Introduction to 64-Bit Guide for Carbon Developers
One of Apple’s goals for OS X version 10.5 (Leopard) is to make it possible for applications to use 64-bit addressing. System libraries and frameworks are now 64-bit ready, meaning they can be used in both 32-bit and 64-bit applications. With this support, you can create applications that address extremely large data sets. On Intel-based Macintosh computers, some 64-bit applications may even run faster than their 32-bit equivalents because of the availability of extra processor resources in 64-bit mode.
Most APIs in OS X v10.5 are available to both 32-bit and 64-bit applications, but some APIs commonly used by Carbon applications are not. In particular, the APIs used to implement a Carbon user interface are generally available only to 32-bit applications. If you want to create a 64-bit application for OS X, you need to use Cocoa to implement its user interface.
You may not need to develop 64-bit versions of your applications right now, but you can start to prepare your projects for this transition. As part of this process, you need to adopt standard data types and implement some application features with alternative technologies.
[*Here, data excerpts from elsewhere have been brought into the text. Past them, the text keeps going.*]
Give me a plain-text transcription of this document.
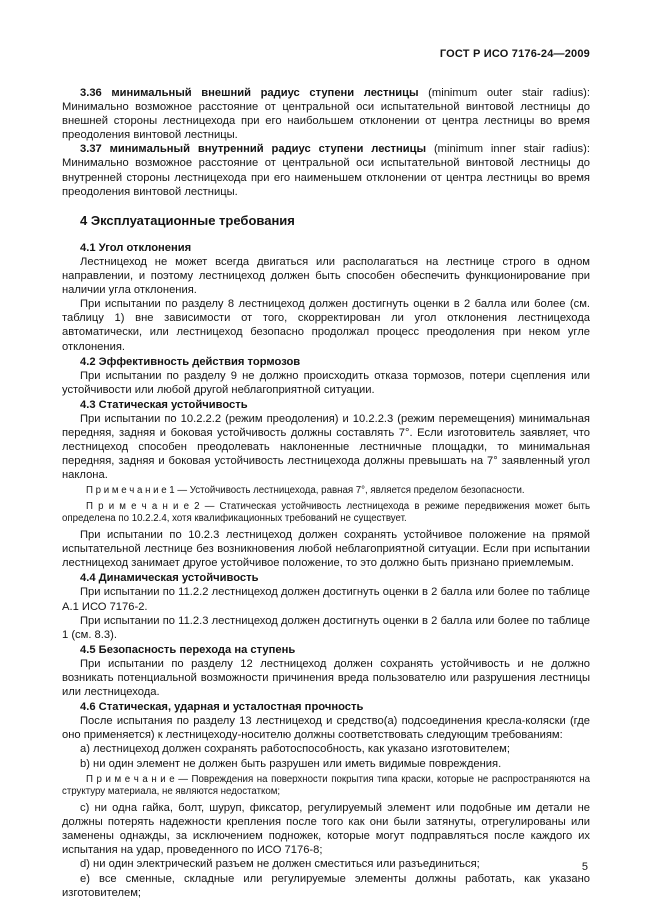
ГОСТ Р ИСО 7176-24—2009

3.36 минимальный внешний радиус ступени лестницы (minimum outer stair radius): Минимально возможное расстояние от центральной оси испытательной винтовой лестницы до внешней стороны лестницехода при его наибольшем отклонении от центра лестницы во время преодоления винтовой лестницы.

3.37 минимальный внутренний радиус ступени лестницы (minimum inner stair radius): Минимально возможное расстояние от центральной оси испытательной винтовой лестницы до внутренней стороны лестницехода при его наименьшем отклонении от центра лестницы во время преодоления винтовой лестницы.

4 Эксплуатационные требования
4.1 Угол отклонения

Лестницеход не может всегда двигаться или располагаться на лестнице строго в одном направлении, и поэтому лестницеход должен быть способен обеспечить функционирование при наличии угла отклонения.

При испытании по разделу 8 лестницеход должен достигнуть оценки в 2 балла или более (см. таблицу 1) вне зависимости от того, скорректирован ли угол отклонения лестницехода автоматически, или лестницеход безопасно продолжал процесс преодоления при неком угле отклонения.

4.2 Эффективность действия тормозов

При испытании по разделу 9 не должно происходить отказа тормозов, потери сцепления или устойчивости или любой другой неблагоприятной ситуации.

4.3 Статическая устойчивость

При испытании по 10.2.2.2 (режим преодоления) и 10.2.2.3 (режим перемещения) минимальная передняя, задняя и боковая устойчивость должны составлять 7°. Если изготовитель заявляет, что лестницеход способен преодолевать наклоненные лестничные площадки, то минимальная передняя, задняя и боковая устойчивость лестницехода должны превышать на 7° заявленный угол наклона.

П р и м е ч а н и е 1 — Устойчивость лестницехода, равная 7°, является пределом безопасности.

П р и м е ч а н и е 2 — Статическая устойчивость лестницехода в режиме передвижения может быть определена по 10.2.2.4, хотя квалификационных требований не существует.

При испытании по 10.2.3 лестницеход должен сохранять устойчивое положение на прямой испытательной лестнице без возникновения любой неблагоприятной ситуации. Если при испытании лестницеход занимает другое устойчивое положение, то это должно быть признано приемлемым.

4.4 Динамическая устойчивость

При испытании по 11.2.2 лестницеход должен достигнуть оценки в 2 балла или более по таблице А.1 ИСО 7176-2.

При испытании по 11.2.3 лестницеход должен достигнуть оценки в 2 балла или более по таблице 1 (см. 8.3).

4.5 Безопасность перехода на ступень

При испытании по разделу 12 лестницеход должен сохранять устойчивость и не должно возникать потенциальной возможности причинения вреда пользователю или разрушения лестницы или лестницехода.

4.6 Статическая, ударная и усталостная прочность

После испытания по разделу 13 лестницеход и средство(а) подсоединения кресла-коляски (где оно применяется) к лестницеходу-носителю должны соответствовать следующим требованиям:

a) лестницеход должен сохранять работоспособность, как указано изготовителем;

b) ни один элемент не должен быть разрушен или иметь видимые повреждения.

П р и м е ч а н и е — Повреждения на поверхности покрытия типа краски, которые не распространяются на структуру материала, не являются недостатком;

c) ни одна гайка, болт, шуруп, фиксатор, регулируемый элемент или подобные им детали не должны потерять надежности крепления после того как они были затянуты, отрегулированы или заменены однажды, за исключением подножек, которые могут подправляться после каждого их испытания на удар, проведенного по ИСО 7176-8;

d) ни один электрический разъем не должен сместиться или разъединиться;

e) все сменные, складные или регулируемые элементы должны работать, как указано изготовителем;

5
This document discusses guidelines, issues, and procedures specific to the transition to 64-bit executables for Carbon developers.
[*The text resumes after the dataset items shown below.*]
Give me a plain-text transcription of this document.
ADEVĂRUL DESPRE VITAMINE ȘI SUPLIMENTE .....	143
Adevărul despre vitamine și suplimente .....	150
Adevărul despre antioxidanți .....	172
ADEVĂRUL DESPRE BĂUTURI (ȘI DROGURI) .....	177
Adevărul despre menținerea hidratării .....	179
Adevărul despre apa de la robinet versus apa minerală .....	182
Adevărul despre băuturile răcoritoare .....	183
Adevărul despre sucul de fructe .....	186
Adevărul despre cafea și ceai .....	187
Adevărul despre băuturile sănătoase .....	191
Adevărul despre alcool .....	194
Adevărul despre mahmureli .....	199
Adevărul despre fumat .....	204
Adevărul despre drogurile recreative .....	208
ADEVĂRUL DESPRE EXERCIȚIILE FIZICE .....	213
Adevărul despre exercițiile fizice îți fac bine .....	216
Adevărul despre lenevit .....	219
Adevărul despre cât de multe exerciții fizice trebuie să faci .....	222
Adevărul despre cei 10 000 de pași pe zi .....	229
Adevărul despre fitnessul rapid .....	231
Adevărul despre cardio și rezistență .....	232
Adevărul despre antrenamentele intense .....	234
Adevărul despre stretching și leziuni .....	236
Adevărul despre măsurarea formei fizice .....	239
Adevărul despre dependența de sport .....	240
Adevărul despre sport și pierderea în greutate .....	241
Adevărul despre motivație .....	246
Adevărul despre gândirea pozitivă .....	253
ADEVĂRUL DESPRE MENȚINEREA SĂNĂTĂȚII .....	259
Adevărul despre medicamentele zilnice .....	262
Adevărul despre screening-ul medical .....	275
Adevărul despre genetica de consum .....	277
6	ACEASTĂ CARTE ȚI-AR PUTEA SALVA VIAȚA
Who Should Read This Document?
This document is recommended reading for Carbon developers who want to learn what changes are necessary to create 64-bit executable versions of their applications.
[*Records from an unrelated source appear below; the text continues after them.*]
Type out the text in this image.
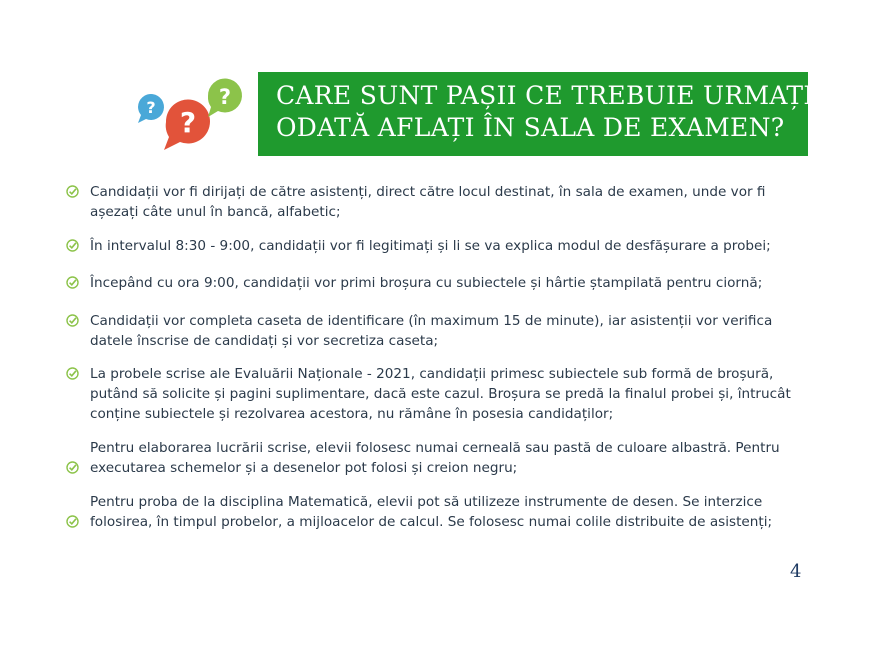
? ?
? CARE SUNT PAȘII CE TREBUIE URMAȚI
ODATĂ AFLAȚI ÎN SALA DE EXAMEN?
Candidații vor fi dirijați de către asistenți, direct către locul destinat, în sala de examen, unde vor fi așezați câte unul în bancă, alfabetic;
În intervalul 8:30 - 9:00, candidații vor fi legitimați și li se va explica modul de desfășurare a probei;
Începând cu ora 9:00, candidații vor primi broșura cu subiectele și hârtie ștampilată pentru ciornă;
Candidații vor completa caseta de identificare (în maximum 15 de minute), iar asistenții vor verifica datele înscrise de candidați și vor secretiza caseta;
La probele scrise ale Evaluării Naționale - 2021, candidații primesc subiectele sub formă de broșură, putând să solicite și pagini suplimentare, dacă este cazul. Broșura se predă la finalul probei și, întrucât conține subiectele și rezolvarea acestora, nu rămâne în posesia candidaților;
Pentru elaborarea lucrării scrise, elevii folosesc numai cerneală sau pastă de culoare albastră. Pentru executarea schemelor și a desenelor pot folosi și creion negru;
Pentru proba de la disciplina Matematică, elevii pot să utilizeze instrumente de desen. Se interzice folosirea, în timpul probelor, a mijloacelor de calcul. Se folosesc numai colile distribuite de asistenți;
4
Organization of This Document
This document contains the following chapters:
The Transition to 64-Bit Addressing describes the 64-bit initiative for OS X and offers general advice and guidelines for moving your projects to 64-bit addressing.
Modifying Your Application to Use 64-Bit Addressing describes what kinds of modifications are necessary in Carbon applications to make them compile and run as 64-bit executables.
Changes in the Human Interface Toolbox describes what’s changed in Carbon user interface APIs.
Changes in Other C APIs describes what’s changed in other managers and system services commonly used by Carbon applications, including printing and QuickTime.
This document is a supplement to 64-Bit Transition Guide, the definitive guide to 64-bit computing in OS X. If you haven’t already done so, you should read 64-Bit Transition Guide before reading this document.
For Cocoa-specific information, you should read 64-Bit Transition Guide for Cocoa.
You may also want to read Tiger Developer Overview Series: Developing 64-bit Applications, an ADC featured article that discusses 64-bit computing in OS X v10.4.